Today, we have to focus on how we can collectively do better as we go toward 2020. Here are just a few of the things I think we should work on:
Not all candidates are created equal. Though it was the rhetoric we heard for what seemed like eternity, all Democrats don’t share the same beliefs just as all Republicans don’t share the same beliefs. There were disparities between Abrams, Amico, Barrow, and Swann – despite their pledge to the same political party. Not only did they disagree on policy issues, they varied on approach to government and when it is the answer.
Similarly, top of the ticket Republicans like Kemp, Duncan, and Raffensperger each have different approaches to campaigning, they have different alliances, they made different promises, and they came forward with different experiences – but we set them on three scales and assumed they carried the same weight.
Fostering an Environment That Keeps Candidates & Elected Officials from Being Individuals
What do I mean by this? I mean that we want elected officials to adhere a the standards of the respective political party but the standards of which we speak mean something different to everyone who adheres to them. Instead, elected officials are juggling principles they committed to a political party which conflict with what they actually believe. Gone are the days when someone actually announces they don’t agree with all of the standards of the political party they’ve pledge to. Instead, we have a checklist, we demand that candidates and elected officials agree to all of them for a sole condition of being able to run for office, and then when they vote in conflict with the pledge, we are confused (and understandably outraged).
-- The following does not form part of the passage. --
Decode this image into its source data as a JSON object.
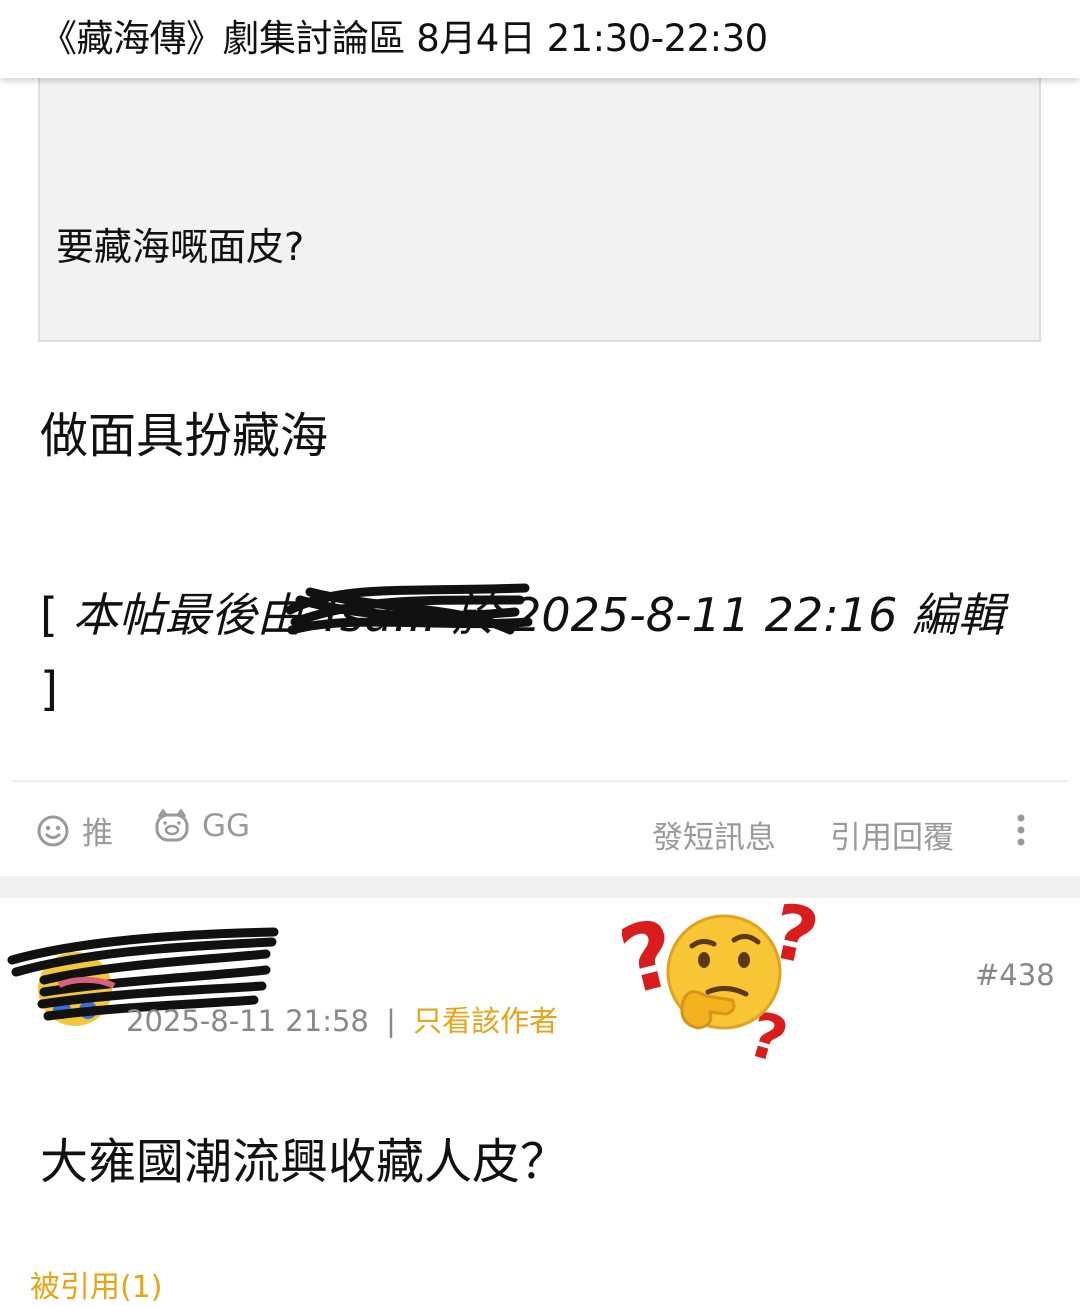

All of this could be avoided if we simply allowed candidates and elected officials to be individuals and stopped trying to mold them into a cookie cutter created by an ever-fluctuating standard put in place by leadership of a political party leadership.
And if we do this, it makes it easier to….
Hold Them Accountable in the Right Way
We complain that government doesn’t get anything done, that they don’t pass anything, or they don’t repeal anything, but part of the reason behind that is the demand by voters for each respective party to stay as far away as possible from the other. So why would Democrats show their moderate side to partner on something like justice reform when their constituents are raising cain about holding firm on staying as far away as possible from anything conservative? It has become taboo to work with anyone with a different letter after their name.
On the contrary, voters have gotten in the habit of making excuses for their own Party when they falter or stumble, even when they know it’s wrong. Holding our elected officials accountable goes well beyond publicly announcing that we’ll be watching the way they vote and examining their campaign donation list. The freedom to hold them accountable isn’t a privilege, it’s a duty.
The way we have been doing things has to stop. We have to stop looking at everything on a surface level and merely by who is behind an initiative. We have to get back to a place where we ask ‘Why?’ As we watch policy move at the state and federal level over the next two years, we need need to be more interactive, inquisitive, and informed when we see an alliance. We must hone in on and respect consistency – even if it isn’t the kind of consistency we prefer.
And most importantly, we have to stop pretending that people who hold other political values have the plague simply because they don’t mirror ours.